Cordmaker makes the grade in General George

Cordmaker won the General George. Photo Jim McCue, Maryland Jockey Club.

“He’s a lovely horse,” trainer Rodney Jenkins said late Saturday afternoon at Laurel Park. “They are what they are, and when they show up – this one shows up. That’s what I love about him.”

The “him” in question was the redoubtable seven-year-old Cordmaker, who slipped through inside, drifted out, and survived an inquiry and an objection to win the Grade 3 General George. It was the first graded win of Cordmaker’s 36-race career.

“It’s very special, very special,” said Ellen Charles, whose Hillwood Stable LLC has owned the Curlin gelding throughout his career. “We did it [win a graded stake] once before, with Bandbox, and it was a cold day just like today.”

It continued a remarkable run for Cordmaker. He has won four consecutive stakes and five of his last six at distances from seven furlongs to nine. He posted a career-high Beyer speed figure of 102 two back in the Robert T. Manfuso Stakes. And now this.

“He’s a horse that, with age, he doesn’t seem to want to stop doing this,” Charles said. “He gets better with age.”

Regular pilot Victor Carrasco was in the irons for the 11th consecutive time and 25th time overall. He kept Cordmaker in striking distance throughout; he was four lengths off the pace of 48-1 longshot War Tocsin, who ran a monster race, after an opening quarter-mile in 22.77 seconds.

He was just a length back and in second while hugging the inner rail after the half zipped by in 45.33 seconds.

“To be honest, my plan with this horse is pretty much always trying to give him some daylight around horses because I feel like he’s a better horse outside,” Carrasco said. “But I’ve got the two-hole, and I have guys outside of me that are not going to let me out.”

Hitting the top of the lane, War Tocsin drifted out, giving Carrasco an inviting opening to seize control.

“I was patient, patient, and when we passed the five-sixteenths pole, I saw the one-horse drifting out a little bit,” the rider said. “I said it’s either now or never, and I took advantage of that. And when I said go, he responded.”

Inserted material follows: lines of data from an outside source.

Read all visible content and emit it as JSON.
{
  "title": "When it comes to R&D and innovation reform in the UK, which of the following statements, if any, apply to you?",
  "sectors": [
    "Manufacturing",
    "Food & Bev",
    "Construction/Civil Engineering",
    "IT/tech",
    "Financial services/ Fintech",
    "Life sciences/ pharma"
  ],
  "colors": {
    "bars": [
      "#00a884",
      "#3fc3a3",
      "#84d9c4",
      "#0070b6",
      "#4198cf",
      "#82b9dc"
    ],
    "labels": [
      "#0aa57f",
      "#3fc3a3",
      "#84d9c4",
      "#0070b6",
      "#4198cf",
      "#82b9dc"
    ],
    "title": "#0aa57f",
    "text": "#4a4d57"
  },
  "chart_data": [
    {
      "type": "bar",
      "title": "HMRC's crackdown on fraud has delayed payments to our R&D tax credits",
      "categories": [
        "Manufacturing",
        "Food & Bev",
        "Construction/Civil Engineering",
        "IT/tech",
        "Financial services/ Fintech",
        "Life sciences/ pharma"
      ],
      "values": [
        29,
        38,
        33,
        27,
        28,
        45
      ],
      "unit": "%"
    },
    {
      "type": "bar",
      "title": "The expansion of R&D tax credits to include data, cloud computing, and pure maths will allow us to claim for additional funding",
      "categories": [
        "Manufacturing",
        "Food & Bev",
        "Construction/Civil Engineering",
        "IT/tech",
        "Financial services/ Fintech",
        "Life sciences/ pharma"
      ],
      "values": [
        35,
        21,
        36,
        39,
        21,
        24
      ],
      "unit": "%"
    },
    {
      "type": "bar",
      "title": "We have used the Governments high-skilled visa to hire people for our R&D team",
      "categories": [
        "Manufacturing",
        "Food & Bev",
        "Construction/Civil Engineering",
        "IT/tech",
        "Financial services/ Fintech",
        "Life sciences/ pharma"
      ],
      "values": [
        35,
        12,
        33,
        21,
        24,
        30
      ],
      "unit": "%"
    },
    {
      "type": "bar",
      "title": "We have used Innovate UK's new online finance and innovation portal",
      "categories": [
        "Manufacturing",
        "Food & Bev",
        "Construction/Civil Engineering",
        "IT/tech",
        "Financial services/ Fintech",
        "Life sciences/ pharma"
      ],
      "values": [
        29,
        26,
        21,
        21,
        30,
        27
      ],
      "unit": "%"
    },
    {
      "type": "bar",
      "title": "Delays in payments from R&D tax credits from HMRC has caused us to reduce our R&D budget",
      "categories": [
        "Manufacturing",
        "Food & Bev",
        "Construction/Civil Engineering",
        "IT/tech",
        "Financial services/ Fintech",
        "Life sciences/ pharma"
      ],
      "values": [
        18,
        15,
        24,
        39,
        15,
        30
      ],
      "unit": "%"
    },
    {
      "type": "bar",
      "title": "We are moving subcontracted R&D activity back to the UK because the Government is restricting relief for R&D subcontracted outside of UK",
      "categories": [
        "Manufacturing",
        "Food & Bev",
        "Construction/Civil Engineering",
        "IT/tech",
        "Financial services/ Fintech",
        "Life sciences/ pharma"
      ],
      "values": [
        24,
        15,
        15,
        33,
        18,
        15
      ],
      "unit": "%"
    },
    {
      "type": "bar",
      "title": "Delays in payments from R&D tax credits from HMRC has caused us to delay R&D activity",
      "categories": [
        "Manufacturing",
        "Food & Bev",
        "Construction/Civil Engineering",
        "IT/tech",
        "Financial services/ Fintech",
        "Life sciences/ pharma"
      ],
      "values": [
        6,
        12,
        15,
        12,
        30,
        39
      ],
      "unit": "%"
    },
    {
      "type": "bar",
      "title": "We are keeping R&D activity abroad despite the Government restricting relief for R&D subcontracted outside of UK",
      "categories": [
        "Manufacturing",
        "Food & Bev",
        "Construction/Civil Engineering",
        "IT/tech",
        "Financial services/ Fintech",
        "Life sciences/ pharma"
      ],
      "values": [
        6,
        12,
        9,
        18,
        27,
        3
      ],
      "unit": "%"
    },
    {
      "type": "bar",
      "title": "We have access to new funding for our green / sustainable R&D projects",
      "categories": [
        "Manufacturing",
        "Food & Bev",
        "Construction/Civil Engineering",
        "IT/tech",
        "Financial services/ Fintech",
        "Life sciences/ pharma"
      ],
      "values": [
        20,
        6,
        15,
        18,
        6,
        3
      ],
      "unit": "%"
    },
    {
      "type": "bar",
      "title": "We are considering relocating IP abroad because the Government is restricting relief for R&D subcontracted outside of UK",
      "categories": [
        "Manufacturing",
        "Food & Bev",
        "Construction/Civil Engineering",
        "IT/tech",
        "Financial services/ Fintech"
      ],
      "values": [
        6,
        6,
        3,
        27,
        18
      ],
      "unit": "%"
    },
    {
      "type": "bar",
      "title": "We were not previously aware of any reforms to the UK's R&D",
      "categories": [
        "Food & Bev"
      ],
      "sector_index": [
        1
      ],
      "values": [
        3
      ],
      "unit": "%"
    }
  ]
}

In the lane, running into a stiff wind that affected numerous horses during the afternoon, Cordmaker wandered out in front of War Tocsin, who remained game to the wire. Dexter Haddock, on the runner-up, filed an objection, but that was denied.

“That horse never got near him except to his tail,” Jenkins said. “I don’t blame the guy.”

“It’s a stake and people are watching, so you want to be sure,” Charles added. “It was a little hard on my blood pressure.”

Cordmaker stopped the timer in 1:23.58 for seven furlongs over a fast main track and paid $4.20 to win. War Tocsin held second in a huge effort, and Sir Alfred James was a troubled third. Cordmaker paid $4.20 to win. The one-dollar exacta returned $48.50.

With his 14th career win, Cordmaker pushed his career earnings to the doorstep of $1 million. He’ll get a bit of a well-deserved break now, Jenkins said, after a period in which he’s made seven starts since the beginning of last July.

He was bred in Maryland by Katy Voss and the late Bob Manfuso. And he’s become a local fan favorite. He returned to the winner’s circle to a good round of applause from the railbirds gathered on a cold February day at Laurel.

“This is amazing. I don’t even know how to describe how I feel,” Carrasco said. “He’s very special, and I’m very thankful to [Jenkins and Charles], as they have always been loyal to me. And, yeah, I’m out of words.”